Fixing the Flyers’ Log Jam at Right Wing

The organizational depth of the Philadelphia Flyers is kind of hit and miss. The have practically no homegrown centers or right-handed defensemen to speak of, but one position they’ve done very well filling is right wing. The team has drafted quite a few players that are all pushing for NHL ice time at the same time and it’s caused a bit of logjam on the wings.

The overcrowding starts by two veteran wingers in Travis Konecny and Cam Atkinson, who were technically two of the best forwards on the team last season, despite that being a relatively low bar. There’s practically no depth on the left side. James Van Riemsdyk and Noah Cates are the only natural lefties on the team, with Scott Laughton and Joel Farabee filling in the holes in the interim.

Owen Tippett, Wade Allison, Tyson Foerster, Bobby Brink will all be pushing for roster spots, but not just making the roster, they could all conceivably play top nine minutes in the NHL during the 2021-22 season.

So how do they divide up the ice time? Well it’ll be a game of musical chairs on ice.

The easiest move first and foremost is moving Scott Laughton back to center. It’s his natural position, and even though he plays his best hockey on the wings, the team is so light down the middle that he may have to re-take a residency there based off necessity of the team alone.

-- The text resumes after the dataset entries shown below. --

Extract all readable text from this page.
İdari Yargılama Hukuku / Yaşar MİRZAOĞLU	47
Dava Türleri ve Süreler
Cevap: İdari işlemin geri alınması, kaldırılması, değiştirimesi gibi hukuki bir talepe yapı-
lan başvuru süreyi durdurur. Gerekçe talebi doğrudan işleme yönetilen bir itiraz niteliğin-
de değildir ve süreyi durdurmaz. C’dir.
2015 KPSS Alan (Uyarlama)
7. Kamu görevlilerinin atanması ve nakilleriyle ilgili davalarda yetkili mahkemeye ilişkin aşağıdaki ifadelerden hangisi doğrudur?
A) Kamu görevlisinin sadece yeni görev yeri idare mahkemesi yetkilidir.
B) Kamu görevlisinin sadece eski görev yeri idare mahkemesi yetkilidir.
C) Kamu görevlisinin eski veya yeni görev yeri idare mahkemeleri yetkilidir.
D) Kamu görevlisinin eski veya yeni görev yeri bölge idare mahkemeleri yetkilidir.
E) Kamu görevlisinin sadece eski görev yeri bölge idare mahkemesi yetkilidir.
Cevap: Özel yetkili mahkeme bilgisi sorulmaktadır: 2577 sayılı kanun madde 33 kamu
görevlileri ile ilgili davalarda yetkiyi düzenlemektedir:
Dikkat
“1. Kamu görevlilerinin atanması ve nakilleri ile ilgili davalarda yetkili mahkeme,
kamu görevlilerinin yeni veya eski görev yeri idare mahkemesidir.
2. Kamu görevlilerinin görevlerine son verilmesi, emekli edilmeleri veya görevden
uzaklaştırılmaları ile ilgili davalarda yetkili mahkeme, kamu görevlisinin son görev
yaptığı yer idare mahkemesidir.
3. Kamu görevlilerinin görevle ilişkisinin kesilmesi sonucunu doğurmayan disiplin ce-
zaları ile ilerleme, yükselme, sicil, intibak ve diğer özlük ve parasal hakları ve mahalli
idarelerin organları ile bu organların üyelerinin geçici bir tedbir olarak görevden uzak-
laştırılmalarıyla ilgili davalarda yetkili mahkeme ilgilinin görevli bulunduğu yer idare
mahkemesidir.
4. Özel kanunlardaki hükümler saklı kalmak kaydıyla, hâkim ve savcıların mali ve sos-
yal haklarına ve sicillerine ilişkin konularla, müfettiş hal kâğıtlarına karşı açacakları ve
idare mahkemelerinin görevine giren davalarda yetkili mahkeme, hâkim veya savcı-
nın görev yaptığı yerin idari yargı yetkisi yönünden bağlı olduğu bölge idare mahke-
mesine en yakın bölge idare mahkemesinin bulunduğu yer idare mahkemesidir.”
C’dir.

It’s also quite possible that James Van Riemsdyk could just straight up be scratched. It’s hard to believe until it actually happens, of course, but it’s very possible he finds himself as the odd man out among the hordes of talented wingers.

That opens up two left wing spots that can be filled by Konecny and Atkinson along with Cates in the short term. That means the right wing slots can be divided up among Tippett, Allison and Foerster. That’s a short term solution to a long term problem.

Farabee and Brink are both on the mend from offseason surgery. It seems like Farabee will return first, and his spot is guaranteed, whereas Brink will be fighting for a spot upon his return, and it’s possible he’s the odd man out in the short term and starts the season with the Phantoms, especially if Foerster makes the opening night roster. So Farabee takes a spot on the left, which once again forces everything to be rearranged.

Farabee’s timeline doesn’t really have a solid end date. The original timeline was about 3-4 months dating back to late June, so that would put him back around Halloween. If that’s the case the Flyers will only play about half a dozen games before he’s cleared. It’s not a large sample size, but it could be enough to determine whether or not Tyson Foerster is NHL ready. If he doesn’t come out of the gate flying, he could get sent to the AHL to gain some momentum.

It’s also worth noting the Farabee was tried at center late last season with mixed results, so, especially considering the lack of overall center depth on the team, he could very well slot in the middle if every other winger plays up to their potential.

It’s always possible another injury occurs, and with the luck of the Flyers lately, it’s almost a guarantee.

They could always move Tippett and Foerster to the left side. Typically, they shouldn’t play the young guys on their off-wing, instead letting them get comfortable in the NHL at their natural positions before the maneuvering begins, but Tippett and Foerster are both projected to do most of their offensive damage shooting from the left wing on the powerplay, so slotting them there at five-on-five could go a long way to giving the scoring boost the team will undoubtedly lack.

That would keep Atkinson and Konecny on the right along with Allison, and Cates, Tippett and Foerster on the left. It certainly splits the talent up evenly for all involved to get a decent amount of ice time. Ice time will be mixed and matched based on production. All six names on either side should be relatively pliable on any of the top three lines.

Essentially, the wings are a game of musical chairs. There’s a lot of overcrowding and nobody really has a specific role carved out yet. Anybody could play on any line. Too much talent is a good problem to have, but it’s going to force the Flyers to make some tough decisions. Do they play the kids over the vets? Do they force the vets or youth to play on their off-wing? Do they actually demote or scratch JVR? These are all questions that will need to be answered in the near future, but the details should shake out in the wash once the regular season gets underway.